I’ve been having a difficult time writing lately and I think it is because I’m tired of work. A little background for you first … my husband and I have had our own business for over 20 years. He’s a chartered accountant and I’ve run the office plus worked with clients teaching them bookkeeping and QuickBooks. The practice was successful but there are times I think the cost was too great. We worked very hard, most times 6 or 7 days a week. We spoiled our children. Just when we had decided to stop working as hard, my stepdaughter moved in with her one year old baby. Suddenly there were two more mouths to feed, a baby to dress and care for and we had to work harder to provide for the family. Then the whole financial crisis killed our investments.
In 2010 my husband entered into an agreement with another chartered accountant to take over the practice. He turned 65 on his last birthday and he deserves not to continue working at this pace. Over the past two years we have been winding down and getting the clients used to the changes. My time at the office will end the end of April while my husband will continue working (but less hours) for the next couple of years.

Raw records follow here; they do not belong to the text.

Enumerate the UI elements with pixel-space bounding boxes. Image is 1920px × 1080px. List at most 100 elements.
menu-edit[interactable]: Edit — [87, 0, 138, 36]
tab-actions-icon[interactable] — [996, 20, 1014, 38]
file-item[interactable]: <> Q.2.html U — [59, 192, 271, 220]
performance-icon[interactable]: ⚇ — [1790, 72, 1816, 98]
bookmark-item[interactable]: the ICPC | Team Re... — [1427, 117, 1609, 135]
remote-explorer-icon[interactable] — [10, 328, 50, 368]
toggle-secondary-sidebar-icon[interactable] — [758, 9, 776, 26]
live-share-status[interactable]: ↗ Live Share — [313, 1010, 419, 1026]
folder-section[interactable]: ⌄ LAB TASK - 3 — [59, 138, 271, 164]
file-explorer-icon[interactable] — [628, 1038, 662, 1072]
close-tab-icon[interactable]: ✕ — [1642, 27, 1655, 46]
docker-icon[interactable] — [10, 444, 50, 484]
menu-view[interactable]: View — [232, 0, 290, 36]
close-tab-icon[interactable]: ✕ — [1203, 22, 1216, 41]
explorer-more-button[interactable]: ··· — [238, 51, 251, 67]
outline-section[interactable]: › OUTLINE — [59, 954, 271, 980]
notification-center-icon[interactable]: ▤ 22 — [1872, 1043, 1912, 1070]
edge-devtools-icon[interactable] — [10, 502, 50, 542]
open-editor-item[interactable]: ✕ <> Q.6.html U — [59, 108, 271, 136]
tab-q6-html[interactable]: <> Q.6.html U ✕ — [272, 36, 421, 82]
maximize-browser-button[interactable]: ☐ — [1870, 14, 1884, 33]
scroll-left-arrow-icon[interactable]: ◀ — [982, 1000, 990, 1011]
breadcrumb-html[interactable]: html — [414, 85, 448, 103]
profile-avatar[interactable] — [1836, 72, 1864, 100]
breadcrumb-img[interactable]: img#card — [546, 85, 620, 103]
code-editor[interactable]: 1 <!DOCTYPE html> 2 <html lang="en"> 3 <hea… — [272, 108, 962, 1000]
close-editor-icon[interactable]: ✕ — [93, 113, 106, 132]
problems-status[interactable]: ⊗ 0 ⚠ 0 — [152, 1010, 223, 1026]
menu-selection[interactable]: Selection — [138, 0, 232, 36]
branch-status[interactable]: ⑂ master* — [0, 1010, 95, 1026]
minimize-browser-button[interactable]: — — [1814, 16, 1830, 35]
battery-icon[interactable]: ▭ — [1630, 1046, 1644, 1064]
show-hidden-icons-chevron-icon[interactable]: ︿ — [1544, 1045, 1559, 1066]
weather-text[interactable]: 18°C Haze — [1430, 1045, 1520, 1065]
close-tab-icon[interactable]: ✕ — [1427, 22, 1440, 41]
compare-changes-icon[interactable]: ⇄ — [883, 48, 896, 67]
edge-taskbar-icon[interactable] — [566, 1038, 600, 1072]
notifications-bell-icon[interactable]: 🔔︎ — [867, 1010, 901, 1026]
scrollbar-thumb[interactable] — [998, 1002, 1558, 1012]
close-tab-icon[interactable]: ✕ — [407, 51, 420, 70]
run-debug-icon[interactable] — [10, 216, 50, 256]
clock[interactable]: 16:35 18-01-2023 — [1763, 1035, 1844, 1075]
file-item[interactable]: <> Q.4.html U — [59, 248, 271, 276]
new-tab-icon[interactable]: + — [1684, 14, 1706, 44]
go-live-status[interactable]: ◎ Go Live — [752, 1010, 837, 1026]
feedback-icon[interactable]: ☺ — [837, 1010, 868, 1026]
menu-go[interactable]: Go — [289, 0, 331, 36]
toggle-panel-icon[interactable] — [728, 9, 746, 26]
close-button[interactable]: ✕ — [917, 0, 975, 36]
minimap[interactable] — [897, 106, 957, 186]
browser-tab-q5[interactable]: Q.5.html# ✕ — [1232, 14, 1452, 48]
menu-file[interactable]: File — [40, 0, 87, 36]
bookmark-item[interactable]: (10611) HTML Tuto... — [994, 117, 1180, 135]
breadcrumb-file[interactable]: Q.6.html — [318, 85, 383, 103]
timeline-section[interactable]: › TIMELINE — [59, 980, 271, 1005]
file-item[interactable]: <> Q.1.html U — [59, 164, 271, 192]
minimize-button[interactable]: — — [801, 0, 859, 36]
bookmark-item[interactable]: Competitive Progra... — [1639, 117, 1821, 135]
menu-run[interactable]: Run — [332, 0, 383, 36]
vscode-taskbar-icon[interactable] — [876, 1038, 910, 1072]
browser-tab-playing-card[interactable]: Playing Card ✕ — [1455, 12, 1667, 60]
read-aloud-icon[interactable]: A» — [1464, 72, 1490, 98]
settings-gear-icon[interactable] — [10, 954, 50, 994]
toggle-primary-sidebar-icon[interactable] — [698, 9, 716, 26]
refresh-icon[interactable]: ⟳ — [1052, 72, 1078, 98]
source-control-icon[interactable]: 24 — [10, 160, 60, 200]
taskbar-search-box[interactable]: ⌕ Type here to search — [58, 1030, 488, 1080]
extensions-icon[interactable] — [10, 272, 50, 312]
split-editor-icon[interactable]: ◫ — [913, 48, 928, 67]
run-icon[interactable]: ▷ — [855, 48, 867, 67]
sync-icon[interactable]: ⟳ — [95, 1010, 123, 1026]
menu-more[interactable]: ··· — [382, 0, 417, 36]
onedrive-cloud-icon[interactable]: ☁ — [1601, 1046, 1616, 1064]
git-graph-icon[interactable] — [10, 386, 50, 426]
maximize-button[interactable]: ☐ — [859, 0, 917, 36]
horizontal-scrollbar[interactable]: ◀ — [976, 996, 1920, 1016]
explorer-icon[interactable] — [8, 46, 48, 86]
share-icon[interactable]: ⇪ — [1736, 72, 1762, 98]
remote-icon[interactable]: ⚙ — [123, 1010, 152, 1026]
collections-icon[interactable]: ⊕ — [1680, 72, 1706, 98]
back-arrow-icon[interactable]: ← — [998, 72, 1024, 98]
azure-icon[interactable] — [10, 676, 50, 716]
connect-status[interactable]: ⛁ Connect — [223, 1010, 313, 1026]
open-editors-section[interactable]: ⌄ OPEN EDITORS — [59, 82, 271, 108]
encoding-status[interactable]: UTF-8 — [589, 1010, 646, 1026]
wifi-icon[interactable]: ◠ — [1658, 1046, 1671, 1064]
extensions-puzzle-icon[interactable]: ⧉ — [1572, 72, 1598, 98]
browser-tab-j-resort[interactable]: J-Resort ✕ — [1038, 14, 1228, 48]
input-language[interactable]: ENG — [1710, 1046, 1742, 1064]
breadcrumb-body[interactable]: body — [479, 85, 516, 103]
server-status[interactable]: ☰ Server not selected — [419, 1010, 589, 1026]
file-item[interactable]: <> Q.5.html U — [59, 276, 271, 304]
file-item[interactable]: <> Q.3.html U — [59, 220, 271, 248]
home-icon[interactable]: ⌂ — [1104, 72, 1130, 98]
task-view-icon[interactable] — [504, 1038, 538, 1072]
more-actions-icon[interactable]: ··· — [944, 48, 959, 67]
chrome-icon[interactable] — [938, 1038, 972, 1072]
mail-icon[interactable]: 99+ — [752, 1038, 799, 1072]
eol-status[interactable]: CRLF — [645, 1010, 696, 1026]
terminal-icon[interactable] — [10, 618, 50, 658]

I’m finding it difficult to focus at work. I feel a sense of loss since work defined me for so long. My role there has changed. I’ve gone from the person running the office to the person making tea, answering the phones and, yes, I am filing. I have some tax returns and bookkeeping to do for clients but I’ve lost my work mojo. I am tired of being there. It is time for me to move on.
I feel tired all the time and I know I’m trying to sleep the time away. I need to look at this as a positive change in my life. One step at a time and move forward instead of dwelling on the past. So tomorrow I’m going to try to focus on my happiness plan and work on the plans I set out earlier this year.